SAN DIEGO | Workers at warehouses just feet from the U.S-Mexico border would come and go at odd hours. Few, if any, knew what their trucks carried.
Few knew, too, that the buildings sat atop the openings for two of the longest, most sophisticated tunnels ever built to smuggle drugs from Mexico to the United States.
“Look over there across the street, I have no idea what they do,” said neighbor Mario Rodriguez, 46, pointing to a large warehouse with no trucks outside.
Now, U.S. authorities are stepping up scrutiny of warehouses near San Diego’s Otay Mesa border crossing after the twin discoveries last month resulted in some of the largest marijuana seizures in U.S. history.
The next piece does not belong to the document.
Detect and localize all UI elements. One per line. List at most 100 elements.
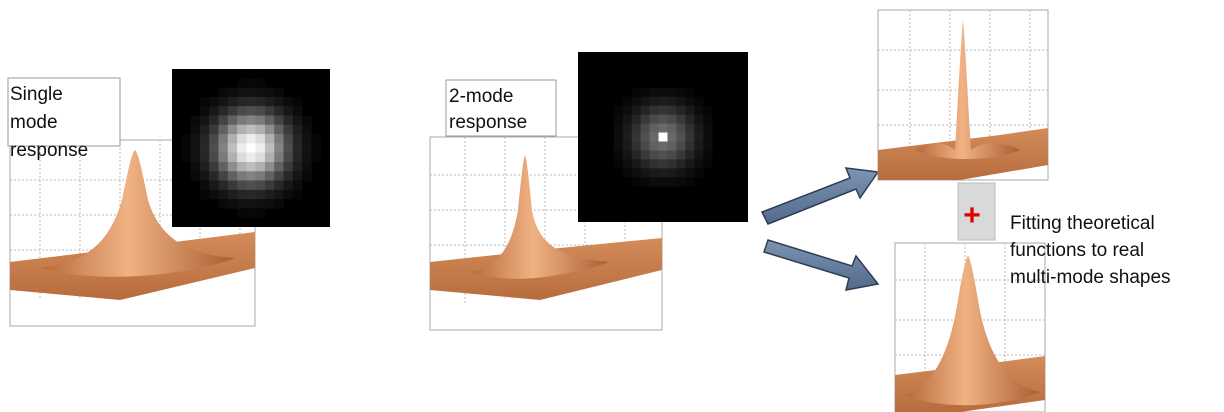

Federal agents are trying to enlist warehouse managers and workers to help recognize the telltale signs of tunneling. Watch for construction equipment and piles of dirt, they say. Listen for the sound of jackhammers. And recognize the scent of unburned marijuana.
For owners, they should think twice when tenants pay rent in cash, the agents recommend. Or if tenants offer little information about their businesses. And if workers come and go at odd hours.
“There is obviously a major problem,” said Mike Unzueta, head of Immigration and Customs Enforcement investigations in San Diego. “We need to kick it up.”
The San Diego Tunnel Task Force agents began visiting owners and tenants two weeks ago to gather intelligence on some of the 12,000 businesses in the industrial complex near one of the nation’s busiest border crossings for trucks.
The agents peppered managers with questions before asking to look around: What line of work are you in? Who is your landlord? How many neighboring suites are leased?
“We’re trying to get as many eyes and ears in the community as we can,” Jonathon White, the Drug Enforcement Administration’s San Ysidro agent in charge, reassured one manager, a customs broker, during a visit Thursday.
More than 125 cross-border tunnels have been found along the U.S.-Mexico border since the 1990s, though most are crude and incomplete. In Nogales, Ariz., smugglers tap into vast underground drainage canals. California is popular because its claylike soil is easy to dig with shovels.
Otay Mesa has the added draw of plenty of buildings on both sides of the border to conceal trucks being loaded with dope. Its streets hum with semitrailers by day and fall silent on nights and weekends.
“You can fit right in with your tractor-trailer,” said Tim Durst, head of the tunnel task force, whose members have traveled to Israel and Egypt to work with governments there on how to detect tunnels in the Gaza Strip.
In 2006, ICE agents found a tunnel that ran the length of eight football fields in another Otay Mesa warehouse, the longest cross-border passage. There was a reception room with desks and computers, but the warehouse was empty.
That discovery led to a federal law that can punish warehouse owners with 10 years in prison if they knowingly house a tunnel. None have been charged.
Mr. Durst said tunnel excavators advance about 10 feet a day during construction and sleep in warehouses. Some workers are killed when the job is done to prevent them from spreading word on the location.
The recent tunnels are remarkably sophisticated, with rail cars, as well as lighting and ventilation systems.
A tunnel seizure that netted 30 tons of marijuana on both sides of the border Nov. 2 ended in an empty Otay Mesa warehouse that authorities found with a pile of dirty pizza boxes inside.
A 2,200-foot passage found on Thanksgiving Day with outlets in two Otay Mesa warehouses netted 20 tons of pot on both sides of the border.
At one of the warehouses there was a spray-painted door, an inflatable children’s pool, presumably used to mix concrete, and a floor door that opened to the tunnel with the press of a button.
The tunnel entry at the second warehouse led down a narrow passage of about 20 steep stairs carved into the ground. It led to a long corridor with plywood neatly laid on the floor and lined with a rail track.
ICE had been watching one of the warehouses after San Bernardino County sheriff’s deputies pulled over a truck driver in June outside Los Angeles with 19 tons of marijuana, 2,700 pounds of cocaine and 67 pounds of methamphetamine.